It wasn’t a case for argument. The children were beginning to look up apprehensively, and Mary called them to come to bed. In the darkness of the kitchen when she was getting down the lamp, Billy waited to whisper: “He didn’t say I could go to school, did he?”
It was hard to look into the wistful, searching face and say “No.” It was harder when Billy turned away quickly and kept his face averted while he got the little tin basin to wash his feet. His mother’s hard, gentle hand rested for a moment on his shoulder and dropped away discouraged
at the quivering of the resolute little back. Her whole body ached to take him in her arms. He really wasn’t much more than a baby yet, but such expressions were denied her in the never-ending struggle to keep her emotions dammed back. Only the anxiety of love, the eagerness of service were busy in a thousand ways from the first stirrings of daylight until long after the family were asleep.
As she hung up the key of the clock Dan came in. At the entrance to the darkness of the little bedroom off the kitchen he stopped, slipping a brace over his shoulder, and looking back with a hard little glitter in his eyes inquired:
“C’n you git that fellow up to catch the horses by five o’clock? .... ’Cause if you can’t I kin.”

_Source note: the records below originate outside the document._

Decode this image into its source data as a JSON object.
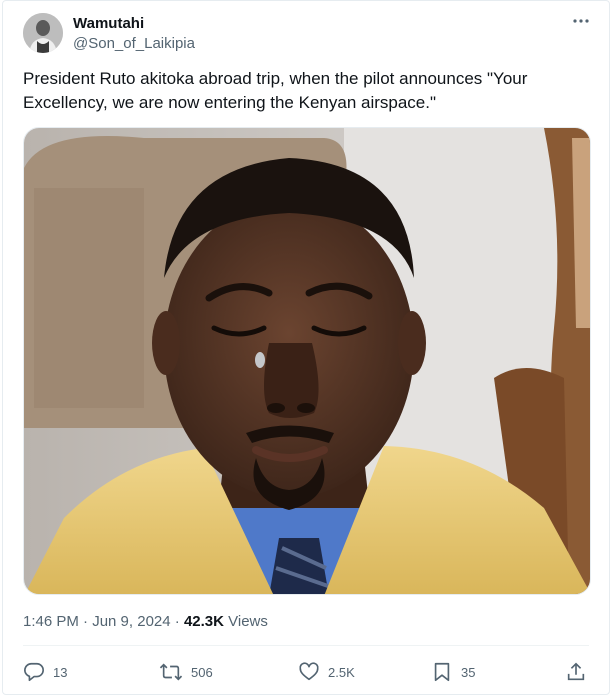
{
  "author": {
    "display_name": "Wamutahi",
    "handle": "@Son_of_Laikipia"
  },
  "tweet": {
    "text": "President Ruto akitoka abroad trip, when the pilot announces \"Your Excellency, we are now entering the Kenyan airspace.\"",
    "timestamp": "1:46 PM · Jun 9, 2024",
    "views_count": "42.3K",
    "views_label": "Views"
  },
  "actions": {
    "replies": "13",
    "reposts": "506",
    "likes": "2.5K",
    "bookmarks": "35"
  },
  "colors": {
    "text": "#0f1419",
    "muted": "#536471",
    "border": "#e6ecf0"
  },
  "icons": [
    "more-icon",
    "reply-icon",
    "repost-icon",
    "like-icon",
    "bookmark-icon",
    "share-icon"
  ]
}
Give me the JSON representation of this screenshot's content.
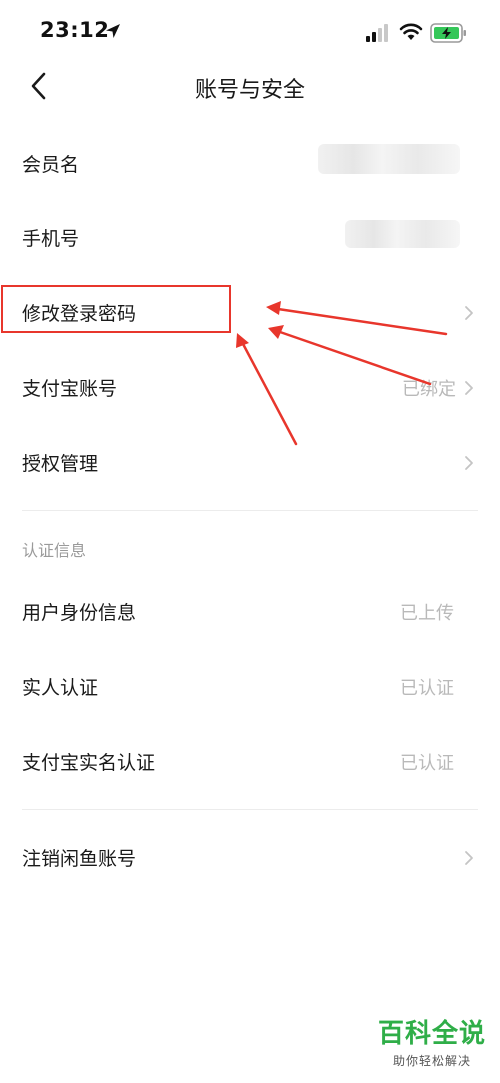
{
  "status_bar": {
    "time": "23:12"
  },
  "nav": {
    "title": "账号与安全"
  },
  "account_rows": [
    {
      "label": "会员名",
      "value": ""
    },
    {
      "label": "手机号",
      "value": ""
    },
    {
      "label": "修改登录密码",
      "value": ""
    },
    {
      "label": "支付宝账号",
      "value": "已绑定"
    },
    {
      "label": "授权管理",
      "value": ""
    }
  ],
  "certification": {
    "section_title": "认证信息",
    "rows": [
      {
        "label": "用户身份信息",
        "value": "已上传"
      },
      {
        "label": "实人认证",
        "value": "已认证"
      },
      {
        "label": "支付宝实名认证",
        "value": "已认证"
      }
    ]
  },
  "footer_rows": [
    {
      "label": "注销闲鱼账号"
    }
  ],
  "annotation_color": "#e8362c",
  "watermark": {
    "title": "百科全说",
    "subtitle": "助你轻松解决"
  }
}
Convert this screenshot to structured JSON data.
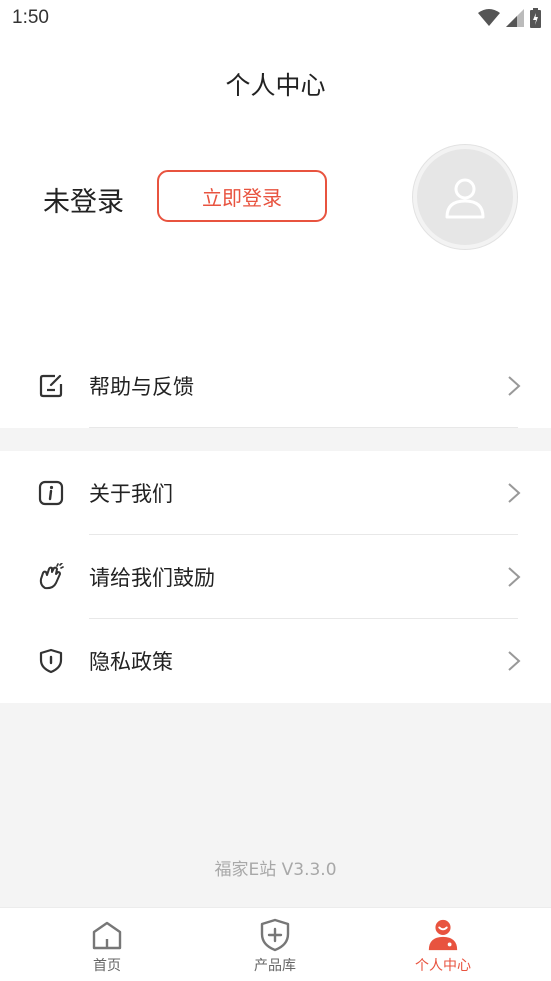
{
  "status_bar": {
    "time": "1:50"
  },
  "header": {
    "title": "个人中心"
  },
  "account": {
    "status_text": "未登录",
    "login_label": "立即登录"
  },
  "menu": {
    "group1": [
      {
        "label": "帮助与反馈",
        "icon": "edit-icon"
      }
    ],
    "group2": [
      {
        "label": "关于我们",
        "icon": "info-icon"
      },
      {
        "label": "请给我们鼓励",
        "icon": "clap-icon"
      },
      {
        "label": "隐私政策",
        "icon": "shield-icon"
      }
    ]
  },
  "footer": {
    "version": "福家E站 V3.3.0"
  },
  "tabs": [
    {
      "label": "首页",
      "icon": "home-icon",
      "active": false
    },
    {
      "label": "产品库",
      "icon": "shield-plus-icon",
      "active": false
    },
    {
      "label": "个人中心",
      "icon": "person-icon",
      "active": true
    }
  ],
  "colors": {
    "accent": "#e8533f",
    "background_gray": "#f4f4f4"
  }
}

Another of the thousand bitter details!
In the morning Mary kindled the fire and busied herself about the kitchen as long as she dared before climbing the narrow stairs to Billy’s room. Then she hesitated. There was something so blue and drawn about the closed eyelids; already his hands were bent and calloused like a man’s.
“An’ him not much more’n a baby,” she murmured. It seemed nothing short of cruel to disturb him. Perhaps he would waken himself if she just kept looking at him.

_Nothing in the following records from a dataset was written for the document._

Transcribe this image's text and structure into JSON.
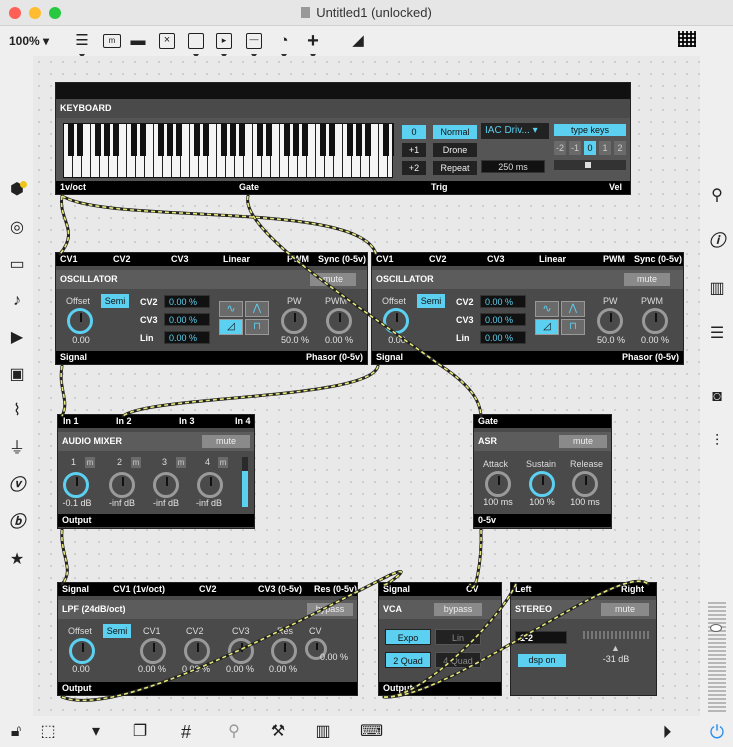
{
  "window": {
    "title": "Untitled1 (unlocked)",
    "zoom": "100%",
    "traffic": {
      "close": "#fe5f57",
      "minimize": "#febc2e",
      "zoom": "#28c840"
    }
  },
  "toolbar": {
    "icons": [
      "new-object-icon",
      "message-icon",
      "comment-icon",
      "button-icon",
      "toggle-icon",
      "number-icon",
      "slider-icon",
      "dial-icon",
      "add-icon",
      "paint-bucket-icon",
      "grid-view-icon"
    ]
  },
  "left_sidebar": {
    "icons": [
      "packages-icon",
      "target-icon",
      "device-icon",
      "music-icon",
      "video-play-icon",
      "image-icon",
      "paperclip-icon",
      "plug-icon",
      "v-icon",
      "b-icon",
      "star-icon"
    ]
  },
  "right_sidebar": {
    "icons": [
      "search-icon",
      "info-icon",
      "book-icon",
      "list-icon",
      "camera-icon",
      "mixer-icon"
    ]
  },
  "bottom_bar": {
    "icons": [
      "lock-icon",
      "presentation-icon",
      "comment-icon",
      "layers-icon",
      "grid-icon",
      "pin-icon",
      "wrench-icon",
      "piano-icon",
      "keyboard-icon",
      "play-icon",
      "power-icon"
    ]
  },
  "keyboard": {
    "title": "KEYBOARD",
    "octave": [
      "0",
      "+1",
      "+2"
    ],
    "modes": [
      "Normal",
      "Drone",
      "Repeat"
    ],
    "device": "IAC Driv...",
    "time": "250 ms",
    "type_keys": "type keys",
    "octave_shift": [
      "-2",
      "-1",
      "0",
      "1",
      "2"
    ],
    "outlets": [
      "1v/oct",
      "Gate",
      "Trig",
      "Vel"
    ]
  },
  "osc1": {
    "inlets": [
      "CV1",
      "CV2",
      "CV3",
      "Linear",
      "PWM",
      "Sync (0-5v)"
    ],
    "title": "OSCILLATOR",
    "mute": "mute",
    "offset_label": "Offset",
    "semi": "Semi",
    "offset_value": "0.00",
    "cv2_label": "CV2",
    "cv2": "0.00 %",
    "cv3_label": "CV3",
    "cv3": "0.00 %",
    "lin_label": "Lin",
    "lin": "0.00 %",
    "pw_label": "PW",
    "pw": "50.0 %",
    "pwm_label": "PWM",
    "pwm": "0.00 %",
    "outlets": [
      "Signal",
      "Phasor (0-5v)"
    ]
  },
  "osc2": {
    "inlets": [
      "CV1",
      "CV2",
      "CV3",
      "Linear",
      "PWM",
      "Sync (0-5v)"
    ],
    "title": "OSCILLATOR",
    "mute": "mute",
    "offset_label": "Offset",
    "semi": "Semi",
    "offset_value": "0.00",
    "cv2_label": "CV2",
    "cv2": "0.00 %",
    "cv3_label": "CV3",
    "cv3": "0.00 %",
    "lin_label": "Lin",
    "lin": "0.00 %",
    "pw_label": "PW",
    "pw": "50.0 %",
    "pwm_label": "PWM",
    "pwm": "0.00 %",
    "outlets": [
      "Signal",
      "Phasor (0-5v)"
    ]
  },
  "mixer": {
    "inlets": [
      "In 1",
      "In 2",
      "In 3",
      "In 4"
    ],
    "title": "AUDIO MIXER",
    "mute": "mute",
    "channels": [
      {
        "n": "1",
        "m": "m",
        "v": "-0.1 dB"
      },
      {
        "n": "2",
        "m": "m",
        "v": "-inf dB"
      },
      {
        "n": "3",
        "m": "m",
        "v": "-inf dB"
      },
      {
        "n": "4",
        "m": "m",
        "v": "-inf dB"
      }
    ],
    "outlet": "Output"
  },
  "asr": {
    "inlet": "Gate",
    "title": "ASR",
    "mute": "mute",
    "attack_label": "Attack",
    "attack": "100 ms",
    "sustain_label": "Sustain",
    "sustain": "100 %",
    "release_label": "Release",
    "release": "100 ms",
    "outlet": "0-5v"
  },
  "lpf": {
    "inlets": [
      "Signal",
      "CV1 (1v/oct)",
      "CV2",
      "CV3 (0-5v)",
      "Res (0-5v)"
    ],
    "title": "LPF (24dB/oct)",
    "bypass": "bypass",
    "offset_label": "Offset",
    "semi": "Semi",
    "offset_value": "0.00",
    "cv1_label": "CV1",
    "cv1": "0.00 %",
    "cv2_label": "CV2",
    "cv2": "0.00 %",
    "cv3_label": "CV3",
    "cv3": "0.00 %",
    "res_label": "Res",
    "res": "0.00 %",
    "cv_label": "CV",
    "cv": "0.00 %",
    "outlet": "Output"
  },
  "vca": {
    "inlets": [
      "Signal",
      "CV"
    ],
    "title": "VCA",
    "bypass": "bypass",
    "expo": "Expo",
    "lin": "Lin",
    "quad2": "2 Quad",
    "quad4": "4 Quad",
    "outlet": "Output"
  },
  "stereo": {
    "inlets": [
      "Left",
      "Right"
    ],
    "title": "STEREO",
    "mute": "mute",
    "channels": "1-2",
    "dsp": "dsp on",
    "level": "-31 dB"
  }
}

But Billy didn’t waken. Once he twitched
nervously, but a boy consumed with the weakening fever of growth doesn’t waken easily after working the length of a man’s day, with “chores” afterwards. He had to be shaken several times before the slow, painful process began. It started somewhere in his dimmest consciousness, and gradually sent a long, slow quiver down through his healthy little muscles and back again, emerging in a gulping breath that seemed to shake his eyes open. Ordinarily he would have closed them again, but this morning the bewildering memory of something dreadful hanging over him brought him to, suddenly.